For all intents and purposes, I've so far had a pretty textbook pregnancy, which is fantastic! But the fear is there. It's there and it's real, and it's not me simply thinking, "oh I hope nothing bad happens." It's me thinking of friends and family and knowing their stories of loss. It's me thinking if I don't honor their loss in my mind, it will happen to us too.
I start to get excited about my baby shower and then check my ankles for swelling because I'm paranoid about preeclampsia.
I feel happy and excited, and then temper it with "well, so far so good. Let's hope it stays that way."
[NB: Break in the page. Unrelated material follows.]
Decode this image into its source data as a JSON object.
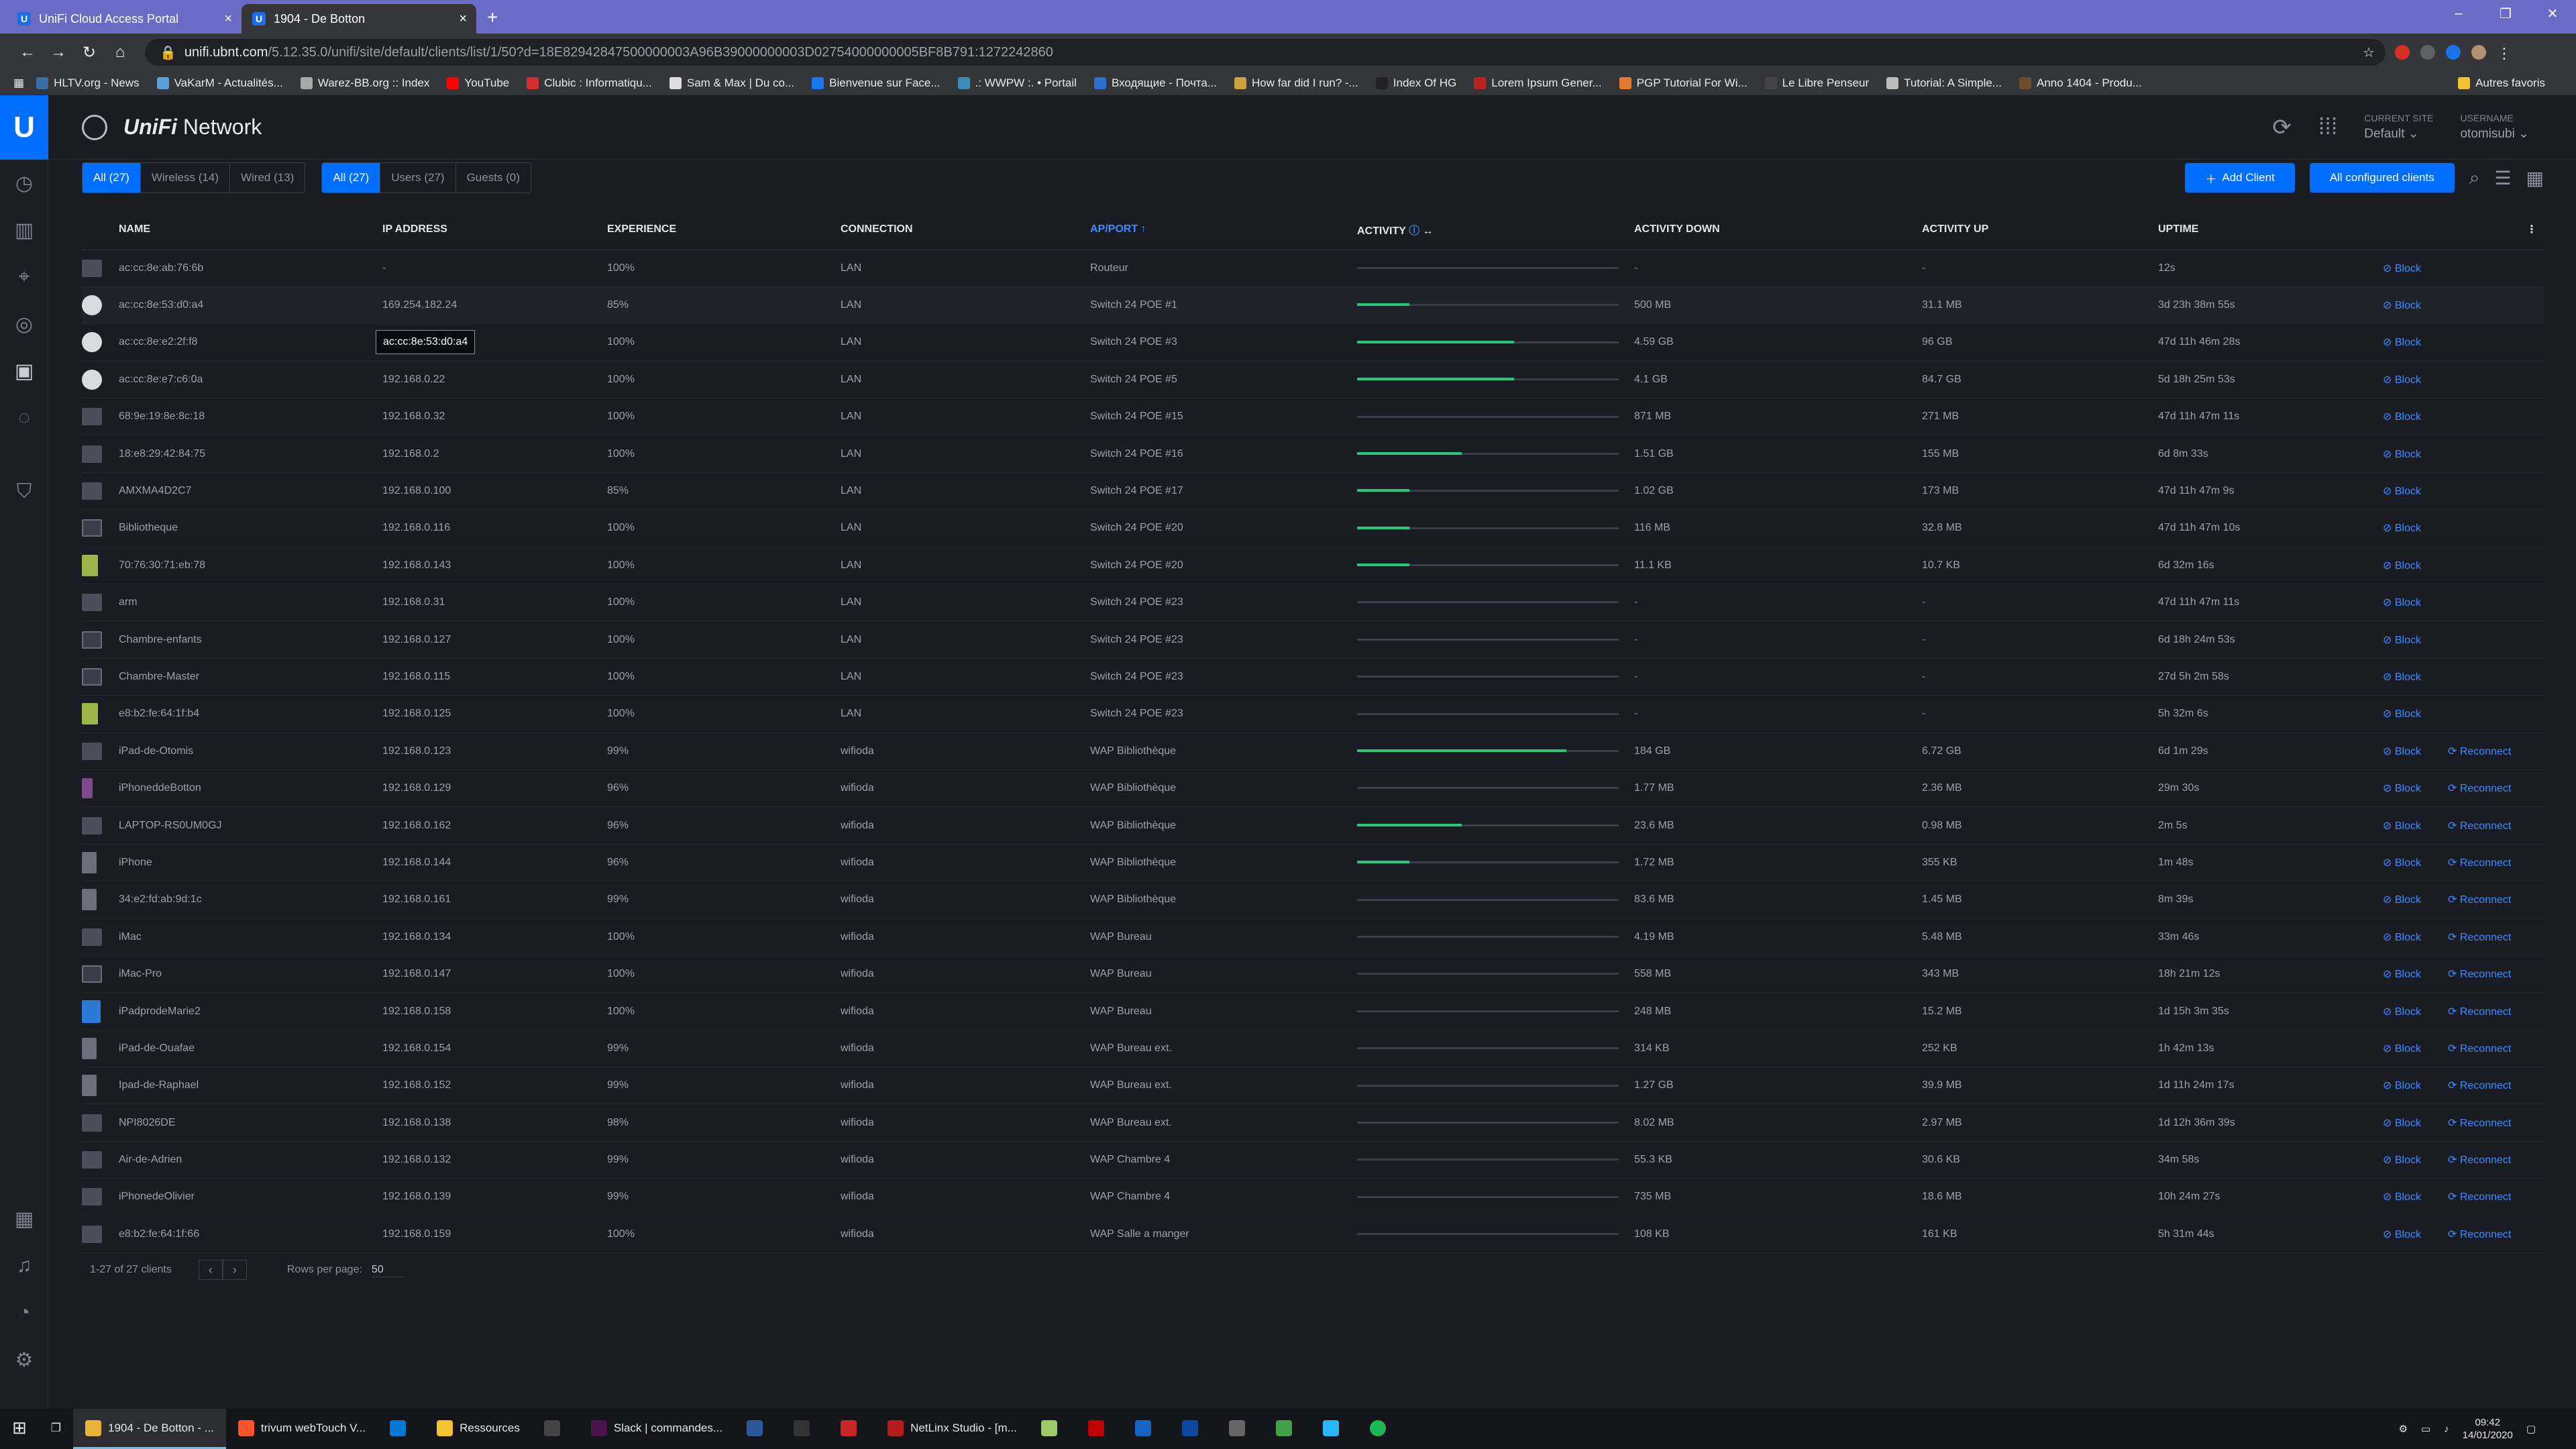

I sleep with a humidifier every night, yet my nose alternates between being runny and so dry it's bloody and painful. I get leg cramps at night and I stretch and drink more water, yet that only makes me wake up more times to go to the bathroom, which then makes me aware of how sore my hips really are every time I turn over.
The other day a friend of mine said, "Becky, give yourself a break - you're building a human!" I laughed, but it's true. There are changes that are happening I can't see, and there are things that will happen I have no control over - and at some point I need to believe everything is going to be okay.
I want to be clear - this is not my outlook all the time, or even half the time. Yes, it's going to be another three months of frequent bathroom breaks, and uncomfortable aches and pains. But I also recognize it's another three months of feeling more and more movement, finalizing his room, and making preparations so when our son is here all we have to do is focus on him.
I tell myself, It's okay that it's hard. It's okay that you're not happy all the time. It's okay to have a slurpee
Tomorrow is a new day. I'll be 27 weeks, and I have a prenatal massage scheduled that I hope is going to alleviate some tension I've been carrying. So today I will rest and relax, and pat my stomach each time this little man moves around.
The worry is there, but so is the joy.
Early on I realized just because I wanted something, doesn't meant it wouldn't be hard. I promised to be honest even if it wasn't pretty - thanks for granting me grace to do so.